Il titolo è un po’ il riassunto di tutta la storia. La mia Alitalia era morta e seppellita, quella che è nata dopo è qualcosa di diverso. In Qatar posso anticiparvi che non mi sono trovato bene e quindi ho cercato di andare via il prima possibile, anche se io non sono veramente fuggito, ma tanti altri piloti lo fanno, o almeno lo facevano ai tempi in cui ero lì e, sebbene il libro sia di fatto una mia biografia, con “Storia di un Pilota” voglio dire che la mia esperienza non è unica nel suo genere. Io sono solo uno dei tantissimi piloti costretti a lasciare l’Italia per cercare fortuna all’estero e a cui ho dato una voce.
Che messaggio voleva far emergere con questo libro?
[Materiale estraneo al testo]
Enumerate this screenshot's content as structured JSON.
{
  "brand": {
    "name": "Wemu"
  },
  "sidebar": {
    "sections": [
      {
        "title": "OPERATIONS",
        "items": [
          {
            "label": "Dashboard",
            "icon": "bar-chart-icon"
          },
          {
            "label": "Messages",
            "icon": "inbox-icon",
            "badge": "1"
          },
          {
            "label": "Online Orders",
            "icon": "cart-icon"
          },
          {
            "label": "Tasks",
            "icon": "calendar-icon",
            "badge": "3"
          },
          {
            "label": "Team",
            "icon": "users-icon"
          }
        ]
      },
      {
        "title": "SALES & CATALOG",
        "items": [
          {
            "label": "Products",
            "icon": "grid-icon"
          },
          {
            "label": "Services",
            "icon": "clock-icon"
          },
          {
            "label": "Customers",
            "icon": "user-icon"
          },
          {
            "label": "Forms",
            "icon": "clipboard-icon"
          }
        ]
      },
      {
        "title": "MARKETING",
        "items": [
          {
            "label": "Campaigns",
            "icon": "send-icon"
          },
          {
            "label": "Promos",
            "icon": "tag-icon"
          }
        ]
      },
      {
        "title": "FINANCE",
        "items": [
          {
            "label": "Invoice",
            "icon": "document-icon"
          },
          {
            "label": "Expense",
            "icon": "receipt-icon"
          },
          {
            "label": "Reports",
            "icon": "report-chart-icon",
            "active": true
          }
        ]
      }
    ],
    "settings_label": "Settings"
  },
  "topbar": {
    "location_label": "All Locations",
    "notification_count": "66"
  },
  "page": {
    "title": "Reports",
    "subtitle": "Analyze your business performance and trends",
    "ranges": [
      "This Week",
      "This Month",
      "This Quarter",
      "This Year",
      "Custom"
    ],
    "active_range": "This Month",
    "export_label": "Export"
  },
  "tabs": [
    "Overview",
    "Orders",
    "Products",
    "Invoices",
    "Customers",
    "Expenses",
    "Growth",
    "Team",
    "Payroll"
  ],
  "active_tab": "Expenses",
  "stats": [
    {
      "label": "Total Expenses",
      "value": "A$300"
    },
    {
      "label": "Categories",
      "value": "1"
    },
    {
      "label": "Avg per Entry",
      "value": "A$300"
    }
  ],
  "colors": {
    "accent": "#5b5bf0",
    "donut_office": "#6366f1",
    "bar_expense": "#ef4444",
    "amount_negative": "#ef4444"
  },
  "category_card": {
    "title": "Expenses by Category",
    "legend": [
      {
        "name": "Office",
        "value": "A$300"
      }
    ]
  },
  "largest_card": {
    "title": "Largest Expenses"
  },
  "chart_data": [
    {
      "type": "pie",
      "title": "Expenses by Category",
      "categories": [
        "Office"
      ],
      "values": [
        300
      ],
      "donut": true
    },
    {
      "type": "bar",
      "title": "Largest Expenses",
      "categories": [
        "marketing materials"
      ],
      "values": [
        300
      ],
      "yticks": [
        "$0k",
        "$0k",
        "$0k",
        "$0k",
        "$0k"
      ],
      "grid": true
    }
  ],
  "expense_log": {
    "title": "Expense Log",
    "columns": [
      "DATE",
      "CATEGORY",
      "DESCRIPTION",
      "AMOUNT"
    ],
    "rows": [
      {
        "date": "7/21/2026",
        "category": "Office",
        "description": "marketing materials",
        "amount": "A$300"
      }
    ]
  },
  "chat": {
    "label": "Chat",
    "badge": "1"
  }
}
Noi piloti siamo sempre raffigurati come una categoria di privilegiati, sempre in vacanza in posti da sogno e con un lavoro facile, tanto c’è l’autopilota che fa tutto. Col mio libro ho voluto mostrare che invece c’è molto altro, la nostra professione richiede tanti sacrifici, studio, esami continui con il rischio di perdere il lavoro facilmente per mille motivi senza delle adeguate garanzie. E le nostre famiglie condividono parte di questi sacrifici, soprattutto quando sono costrette a seguirci in giro per il mondo con traslochi intercontinentali.
Qual è stata la difficoltà più grande che ha trovato nello scrivere il libro?
Questo è stato il mio primo libro e all’epoca neanche ero sicuro che fossi in grado di scriverlo. È nato come una serie di note personali per non dimenticare i fatti vissuti e solo successivamente è diventato una storia completa. La paura più grande è sempre stata quella di non riuscire a essere interessante. Ho letto tante biografie di piloti famosi e spesso mi hanno annoiato perché si limitavano a raccontare la sequenza degli eventi in maniera meccanica, senza passione. Quindi ho cercato di dare alla storia uno stile differente, come fosse raccontata a voce, inserendo tanti fatti curiosi sul mondo dell’aviazione ed episodi divertenti che mi sono capitati.
“Il destino degli altri” è il titolo del suo secondo lavoro autoriale. Vuol parlarne?
Dopo “Storia di un Pilota” avevo ancora voglia di raccontare le mie esperienze in aviazione, però l’idea di scrivere una nuova biografia o un libro tecnico che sarebbe finito solo nelle mani degli appassionati di aviazione non mi entusiasmava, volevo scrivere qualcosa di diverso e originale per avvicinare alla lettura anche chi, di aviazione, non fosse strettamente interessato. È stata mia moglie a suggerirmi di scrivere un giallo, ambientandolo appunto nel mondo dell’aviazione. All’inizio ho pensato fosse un progetto impossibile da realizzare, poi piano piano, sempre con l’aiuto di mia moglie la storia è uscita fuori e quindi tra le vicissitudini dei personaggi impegnati a risolvere il caso di un omicidio avvenuto a bordo di un aereo, racconto come si è trasformato il nostro lavoro negli ultimi anni, soprattutto con il nuovo devastante fenomeno del “Pay to fly” che costringe tanti ragazzi a pagare le compagnie aeree per poter pilotare gli aerei, invece di ricevere uno stipendio, al fine di accumulare ore di volo sufficienti per avere un curriculum presentabile, con ripercussioni pesanti sulla sicurezza perché di fatto la selezione del personale non è più basata sul potenziale, ma sugli zeri del conto in banca dei candidati. La storia è anche ricca di avventura, azione e suspence, e si dipana tra Roma, Taipei e Hong Kong, città che conosco bene per averci vissuto. Il messaggio, da cui il titolo, è che ognuno di noi con le nostre decisioni inevitabilmente influenza il destino delle persone che ci vivono intorno, e questo è particolarmente importante quando le decisioni sono prese da chi dirige grandi organizzazioni come le compagnie aeree. Etica e onestà intellettuale dovrebbero essere alla base della condotta dei manager, purtroppo non è così e le conseguenze le vediamo ogni giorno.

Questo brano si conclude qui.